Jayme Murahovschi — Minha satisfação foi criar a base para formação não só de pediatras, mas de médicos gerais especialistas. Desde o começo, nunca reprovei meus alunos, pois sabia que eles eram bons, mas que a maioria não ia ser pediatra. No entanto, também os convenci de que eles deveriam ter uma formação médica básica que incluía a pediatria. Enumerei os temas essenciais e fazia-os repetir as provas, tantas vezes quantas fossem necessárias, até que mostrassem ter aprendido. Eles acatavam e acabavam se convencendo de que a noção dos conhecimentos básicos pediátricos era importante para todos os médicos. Como na época não havia livros de pediatria adequados, compusemos uma apostila com um texto básico seguido de um questionário útil para memorizar as respostas e sedimentar os conhecimentos. Essa apostila me inspirou e foi a base para o meu livro Pediatria: diagnóstico + tratamento (Ed. Sarvier). Durante minha carreira como professor na FCMS, fui homenageado por todas as turmas, fui paraninfo de três turmas e patrono de uma.
Notícias da Saúde Infantil — Olhando para trás e para os feitos ao longo da carreira médica, que deve ser motivo de muita satisfação, como se sente atualmente?

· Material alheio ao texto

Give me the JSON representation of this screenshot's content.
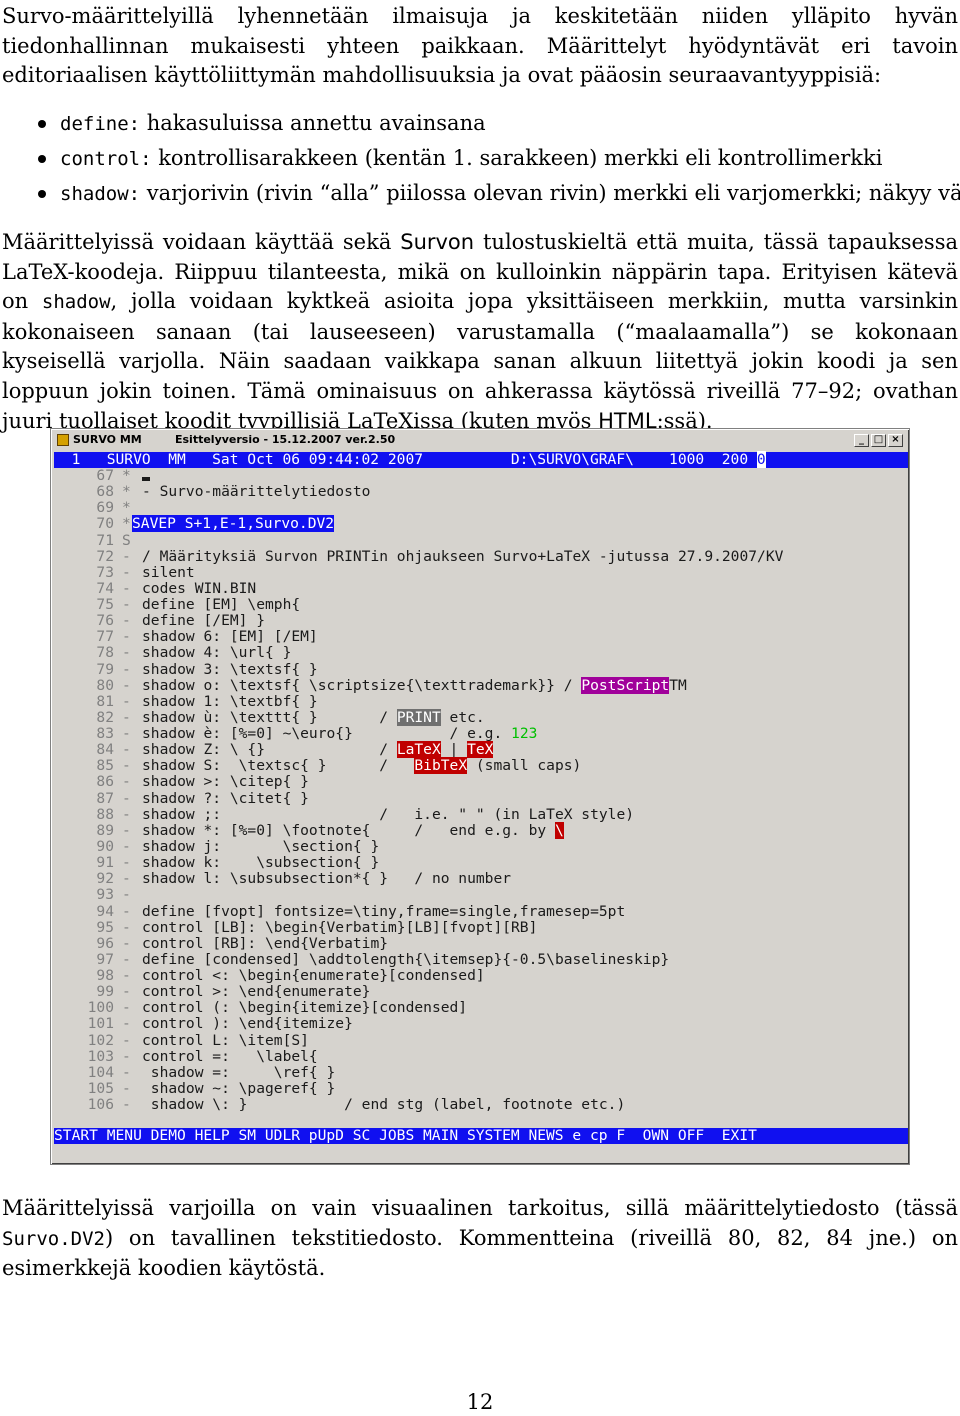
{
  "intro": {
    "p1": "Survo-määrittelyillä lyhennetään ilmaisuja ja keskitetään niiden ylläpito hyvän tiedonhallinnan mukaisesti yhteen paikkaan. Määrittelyt hyödyntävät eri tavoin editoriaalisen käyttöliittymän mahdollisuuksia ja ovat pääosin seuraavantyyppisiä:",
    "bullets": [
      {
        "code": "define:",
        "text": " hakasuluissa annettu avainsana"
      },
      {
        "code": "control:",
        "text": " kontrollisarakkeen (kentän 1. sarakkeen) merkki eli kontrollimerkki"
      },
      {
        "code": "shadow:",
        "text": " varjorivin (rivin “alla” piilossa olevan rivin) merkki eli varjomerkki; näkyy värinä"
      }
    ]
  },
  "para2": {
    "a": "Määrittelyissä voidaan käyttää sekä ",
    "survo": "Survon",
    "b": " tulostuskieltä että muita, tässä tapauksessa ",
    "latex": "LaTeX",
    "c": "-koodeja. Riippuu tilanteesta, mikä on kulloinkin näppärin tapa. Erityisen kätevä on ",
    "shadow": "shadow",
    "d": ", jolla voidaan kyktkeä asioita jopa yksittäiseen merkkiin, mutta varsinkin kokonaiseen sanaan (tai lauseeseen) varustamalla (“maalaamalla”) se kokonaan kyseisellä varjolla. Näin saadaan vaikkapa sanan alkuun liitettyä jokin koodi ja sen loppuun jokin toinen. Tämä ominaisuus on ahkerassa käytössä riveillä 77–92; ovathan juuri tuollaiset koodit tyypillisiä ",
    "latex2": "LaTeX",
    "e": "issa (kuten myös ",
    "html": "HTML",
    "f": ":ssä)."
  },
  "window": {
    "title_app": "SURVO MM",
    "title_version": "Esittelyversio - 15.12.2007 ver.2.50",
    "header": "  1   SURVO  MM   Sat Oct 06 09:44:02 2007          D:\\SURVO\\GRAF\\    1000  200 ",
    "header_tail": "0",
    "lines": [
      {
        "n": "67",
        "c": "*",
        "t": ""
      },
      {
        "n": "68",
        "c": "*",
        "t": "- Survo-määrittelytiedosto"
      },
      {
        "n": "69",
        "c": "*",
        "t": ""
      },
      {
        "n": "70",
        "c": "*",
        "t": "SAVEP S+1,E-1,Survo.DV2"
      },
      {
        "n": "71",
        "c": "S",
        "t": ""
      },
      {
        "n": "72",
        "c": "-",
        "t": "/ Määrityksiä Survon PRINTin ohjaukseen Survo+LaTeX -jutussa 27.9.2007/KV"
      },
      {
        "n": "73",
        "c": "-",
        "t": "silent"
      },
      {
        "n": "74",
        "c": "-",
        "t": "codes WIN.BIN"
      },
      {
        "n": "75",
        "c": "-",
        "t": "define [EM] \\emph{"
      },
      {
        "n": "76",
        "c": "-",
        "t": "define [/EM] }"
      },
      {
        "n": "77",
        "c": "-",
        "t": "shadow 6: [EM] [/EM]"
      },
      {
        "n": "78",
        "c": "-",
        "t": "shadow 4: \\url{ }"
      },
      {
        "n": "79",
        "c": "-",
        "t": "shadow 3: \\textsf{ }"
      },
      {
        "n": "80",
        "c": "-",
        "t": "shadow o: \\textsf{ \\scriptsize{\\texttrademark}} / "
      },
      {
        "n": "81",
        "c": "-",
        "t": "shadow 1: \\textbf{ }"
      },
      {
        "n": "82",
        "c": "-",
        "t": "shadow ù: \\texttt{ }       / "
      },
      {
        "n": "83",
        "c": "-",
        "t": "shadow è: [%=0] ~\\euro{}"
      },
      {
        "n": "84",
        "c": "-",
        "t": "shadow Z: \\ {}             / "
      },
      {
        "n": "85",
        "c": "-",
        "t": "shadow S:  \\textsc{ }      / "
      },
      {
        "n": "86",
        "c": "-",
        "t": "shadow >: \\citep{ }"
      },
      {
        "n": "87",
        "c": "-",
        "t": "shadow ?: \\citet{ }"
      },
      {
        "n": "88",
        "c": "-",
        "t": "shadow ;:                  /   i.e. \" \" (in LaTeX style)"
      },
      {
        "n": "89",
        "c": "-",
        "t": "shadow *: [%=0] \\footnote{     /   end e.g. by "
      },
      {
        "n": "90",
        "c": "-",
        "t": "shadow j:       \\section{ }"
      },
      {
        "n": "91",
        "c": "-",
        "t": "shadow k:    \\subsection{ }"
      },
      {
        "n": "92",
        "c": "-",
        "t": "shadow l: \\subsubsection*{ }   / no number"
      },
      {
        "n": "93",
        "c": "-",
        "t": ""
      },
      {
        "n": "94",
        "c": "-",
        "t": "define [fvopt] fontsize=\\tiny,frame=single,framesep=5pt"
      },
      {
        "n": "95",
        "c": "-",
        "t": "control [LB]: \\begin{Verbatim}[LB][fvopt][RB]"
      },
      {
        "n": "96",
        "c": "-",
        "t": "control [RB]: \\end{Verbatim}"
      },
      {
        "n": "97",
        "c": "-",
        "t": "define [condensed] \\addtolength{\\itemsep}{-0.5\\baselineskip}"
      },
      {
        "n": "98",
        "c": "-",
        "t": "control <: \\begin{enumerate}[condensed]"
      },
      {
        "n": "99",
        "c": "-",
        "t": "control >: \\end{enumerate}"
      },
      {
        "n": "100",
        "c": "-",
        "t": "control (: \\begin{itemize}[condensed]"
      },
      {
        "n": "101",
        "c": "-",
        "t": "control ): \\end{itemize}"
      },
      {
        "n": "102",
        "c": "-",
        "t": "control L: \\item[S]"
      },
      {
        "n": "103",
        "c": "-",
        "t": "control =:   \\label{"
      },
      {
        "n": "104",
        "c": "-",
        "t": " shadow =:     \\ref{ }"
      },
      {
        "n": "105",
        "c": "-",
        "t": " shadow ~: \\pageref{ }"
      },
      {
        "n": "106",
        "c": "-",
        "t": " shadow \\: }           / end stg (label, footnote etc.)"
      }
    ],
    "hl": {
      "postscript": "PostScript",
      "tm": "TM",
      "print": "PRINT",
      "etc": " etc.",
      "eg": "/ e.g. ",
      "n123": "123",
      "latex": "LaTeX",
      "bar": " | ",
      "tex": "TeX",
      "bibtex": "BibTeX",
      "smallcaps": " (small caps)",
      "quote_marks": "ʼ ʼ",
      "quote_marks2": "` `",
      "backslash": "\\"
    },
    "bottom": "START MENU DEMO HELP SM UDLR pUpD SC JOBS MAIN SYSTEM NEWS e cp F  OWN OFF  EXIT"
  },
  "para3": {
    "a": "Määrittelyissä varjoilla on vain visuaalinen tarkoitus, sillä määrittelytiedosto (tässä ",
    "file": "Survo.DV2",
    "b": ") on tavallinen tekstitiedosto. Kommentteina (riveillä 80, 82, 84 jne.) on esimerkkejä koodien käytöstä."
  },
  "page_number": "12"
}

O que diria aos pediatras que estão começando na carreira em 2024?
Jayme Murahovschi — Minha carreira pediátrica me trouxe a satisfação do dever cumprido (atendimento, transmissão de experiência adequada, análise da literatura pediátrica). Mesmo sabendo que hoje vivemos em realidades distintas, os valores e as verdades persistem. Os pediatras atuais devem estar a par da tecnologia moderna, que evolui e progride rapidamente. Por outro lado, os valores e as verdades que constituem a sabedoria popular e a sabedoria médica persistem. Cabe portanto aos médicos, aproveitando seu prestígio, não se limitar ao seu âmbito de atuação profissional específico, mas atuar em benefício da comunidade. E uma forma de beneficiar a comunidade continua sendo o apoio e o estímulo ao aleitamento materno.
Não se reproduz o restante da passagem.